Hello,
I'm working on refactoring a suite of old utilities and creating a new server that's going to use common code from all of them to unify their functionality and allow external access by remote clients. For each utility, I'm taking the code I need for the server and refactoring it out into a shared library so that the utility and the server will now both link against the shared library. Because of the way the former implementor of these utilites did things, they pretty much just copied and pasted everything whenever they needed to create a new utility, so there's a ton of functions that have the same signature (ie callbacks for an XML parser) but do different things inside.
When I run the standalone utilities which have been refactored to link against the shared code, they work perfectly. When I try to use the server with the same functionality as a given utility, the server is using code from the first library linked in, instead of the library it should be taking functionality from.

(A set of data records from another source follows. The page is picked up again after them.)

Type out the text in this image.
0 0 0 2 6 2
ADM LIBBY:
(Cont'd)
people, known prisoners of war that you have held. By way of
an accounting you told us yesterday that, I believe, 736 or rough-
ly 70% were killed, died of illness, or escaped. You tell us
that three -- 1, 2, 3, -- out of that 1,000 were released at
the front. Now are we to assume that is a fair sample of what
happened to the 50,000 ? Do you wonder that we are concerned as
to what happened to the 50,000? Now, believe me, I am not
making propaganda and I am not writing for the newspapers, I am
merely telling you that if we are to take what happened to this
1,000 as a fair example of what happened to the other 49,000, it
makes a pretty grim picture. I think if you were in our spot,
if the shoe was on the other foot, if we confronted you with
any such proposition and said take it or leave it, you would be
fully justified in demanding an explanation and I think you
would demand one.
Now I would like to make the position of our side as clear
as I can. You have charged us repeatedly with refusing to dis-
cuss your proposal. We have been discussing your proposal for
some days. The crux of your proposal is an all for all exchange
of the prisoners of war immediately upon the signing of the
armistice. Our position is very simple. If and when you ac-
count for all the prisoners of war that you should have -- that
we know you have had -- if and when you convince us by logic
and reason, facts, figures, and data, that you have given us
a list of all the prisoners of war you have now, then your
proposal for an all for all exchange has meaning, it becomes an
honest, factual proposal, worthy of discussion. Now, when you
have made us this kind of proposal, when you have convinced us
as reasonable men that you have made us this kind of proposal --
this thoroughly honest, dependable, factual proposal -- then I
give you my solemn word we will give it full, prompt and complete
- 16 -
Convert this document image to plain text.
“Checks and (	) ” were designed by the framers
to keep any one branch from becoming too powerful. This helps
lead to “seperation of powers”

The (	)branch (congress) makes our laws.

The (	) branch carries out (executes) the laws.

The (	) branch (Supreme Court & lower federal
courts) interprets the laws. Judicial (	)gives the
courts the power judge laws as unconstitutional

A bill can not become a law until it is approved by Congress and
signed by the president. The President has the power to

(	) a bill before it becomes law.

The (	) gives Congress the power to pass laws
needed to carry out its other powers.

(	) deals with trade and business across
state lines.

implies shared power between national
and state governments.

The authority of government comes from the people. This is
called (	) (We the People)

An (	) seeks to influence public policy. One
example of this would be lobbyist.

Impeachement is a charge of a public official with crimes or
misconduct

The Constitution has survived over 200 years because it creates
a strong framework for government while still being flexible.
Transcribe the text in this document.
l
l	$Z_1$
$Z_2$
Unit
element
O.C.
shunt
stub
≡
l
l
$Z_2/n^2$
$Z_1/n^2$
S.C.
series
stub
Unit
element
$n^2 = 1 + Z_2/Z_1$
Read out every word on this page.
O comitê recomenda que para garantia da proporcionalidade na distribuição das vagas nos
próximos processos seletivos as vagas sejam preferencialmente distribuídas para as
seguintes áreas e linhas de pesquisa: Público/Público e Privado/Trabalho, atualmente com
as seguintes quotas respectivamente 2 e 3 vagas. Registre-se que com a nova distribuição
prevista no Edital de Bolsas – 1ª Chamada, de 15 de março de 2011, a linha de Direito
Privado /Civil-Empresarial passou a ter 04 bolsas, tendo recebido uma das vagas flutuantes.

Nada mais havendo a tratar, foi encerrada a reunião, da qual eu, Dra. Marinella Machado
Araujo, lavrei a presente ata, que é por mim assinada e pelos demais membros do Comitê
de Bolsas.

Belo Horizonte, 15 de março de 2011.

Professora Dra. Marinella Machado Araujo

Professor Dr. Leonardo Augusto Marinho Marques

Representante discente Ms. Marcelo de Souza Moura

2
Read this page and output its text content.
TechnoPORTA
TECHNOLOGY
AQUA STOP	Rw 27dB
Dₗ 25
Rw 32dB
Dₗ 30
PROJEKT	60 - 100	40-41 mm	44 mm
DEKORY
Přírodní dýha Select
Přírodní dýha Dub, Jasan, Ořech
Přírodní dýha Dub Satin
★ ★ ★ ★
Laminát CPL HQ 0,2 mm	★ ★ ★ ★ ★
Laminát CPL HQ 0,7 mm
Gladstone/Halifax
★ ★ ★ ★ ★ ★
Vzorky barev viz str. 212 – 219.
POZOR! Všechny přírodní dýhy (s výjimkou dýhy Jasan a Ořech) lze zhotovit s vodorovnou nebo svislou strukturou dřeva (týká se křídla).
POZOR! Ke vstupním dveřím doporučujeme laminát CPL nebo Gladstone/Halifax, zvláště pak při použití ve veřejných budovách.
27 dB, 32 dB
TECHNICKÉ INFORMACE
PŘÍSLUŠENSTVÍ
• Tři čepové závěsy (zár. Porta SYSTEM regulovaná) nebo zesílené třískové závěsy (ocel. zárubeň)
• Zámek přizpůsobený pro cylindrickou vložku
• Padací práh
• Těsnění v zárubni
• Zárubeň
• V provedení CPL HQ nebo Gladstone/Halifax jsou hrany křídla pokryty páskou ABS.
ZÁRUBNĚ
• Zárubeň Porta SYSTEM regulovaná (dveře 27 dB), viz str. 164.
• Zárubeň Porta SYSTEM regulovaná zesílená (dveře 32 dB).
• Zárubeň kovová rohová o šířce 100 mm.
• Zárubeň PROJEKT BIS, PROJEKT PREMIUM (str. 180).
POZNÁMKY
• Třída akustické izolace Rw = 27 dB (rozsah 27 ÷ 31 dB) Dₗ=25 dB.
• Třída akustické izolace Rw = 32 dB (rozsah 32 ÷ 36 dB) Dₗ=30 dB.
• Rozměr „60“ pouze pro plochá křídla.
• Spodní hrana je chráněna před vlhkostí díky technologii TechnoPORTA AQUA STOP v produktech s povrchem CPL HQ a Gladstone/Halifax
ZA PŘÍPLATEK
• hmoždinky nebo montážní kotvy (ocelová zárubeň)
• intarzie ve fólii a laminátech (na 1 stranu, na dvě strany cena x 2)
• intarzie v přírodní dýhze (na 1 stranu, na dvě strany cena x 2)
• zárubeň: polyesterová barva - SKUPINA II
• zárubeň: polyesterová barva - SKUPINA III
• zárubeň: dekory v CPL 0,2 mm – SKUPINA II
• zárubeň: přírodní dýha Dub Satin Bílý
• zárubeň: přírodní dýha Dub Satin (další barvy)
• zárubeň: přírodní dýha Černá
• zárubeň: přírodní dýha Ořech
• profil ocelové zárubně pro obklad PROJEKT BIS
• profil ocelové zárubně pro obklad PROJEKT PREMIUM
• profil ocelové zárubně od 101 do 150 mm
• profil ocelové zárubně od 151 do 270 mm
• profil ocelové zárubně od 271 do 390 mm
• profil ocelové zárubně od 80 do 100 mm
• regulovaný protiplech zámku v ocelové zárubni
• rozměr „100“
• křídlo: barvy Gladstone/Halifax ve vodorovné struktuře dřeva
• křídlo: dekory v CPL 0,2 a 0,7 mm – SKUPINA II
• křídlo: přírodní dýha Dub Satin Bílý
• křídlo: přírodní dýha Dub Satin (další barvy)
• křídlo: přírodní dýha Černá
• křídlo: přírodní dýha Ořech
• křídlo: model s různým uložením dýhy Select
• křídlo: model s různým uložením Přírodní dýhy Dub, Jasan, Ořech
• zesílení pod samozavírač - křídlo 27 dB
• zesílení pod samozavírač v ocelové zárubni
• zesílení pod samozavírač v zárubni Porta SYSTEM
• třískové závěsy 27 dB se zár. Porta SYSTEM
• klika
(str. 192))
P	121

For example, I have xml for devices A, B, C that get parsed by a common xml library, but each device has its own shared library libA, libB, libC that's used by the server. When I make a call to the server to send xml for device C, it's using the function 'HandleStartElement' from libA, instead of the function of same name and signature in libC, even though the shared libraries only declare these functions internally and don't share any headers that mention these internal callbacks for parsing xml.
Can somebody please explain to me why it's not reading the proper function, and how to avoid this in the future ?
My makefile for the server has the following flags for the compilation of the main program :
-I../include -L../lib -lA -lB -lC
Each shared library is using next to no flags for the shared library, and is not using -fPIC.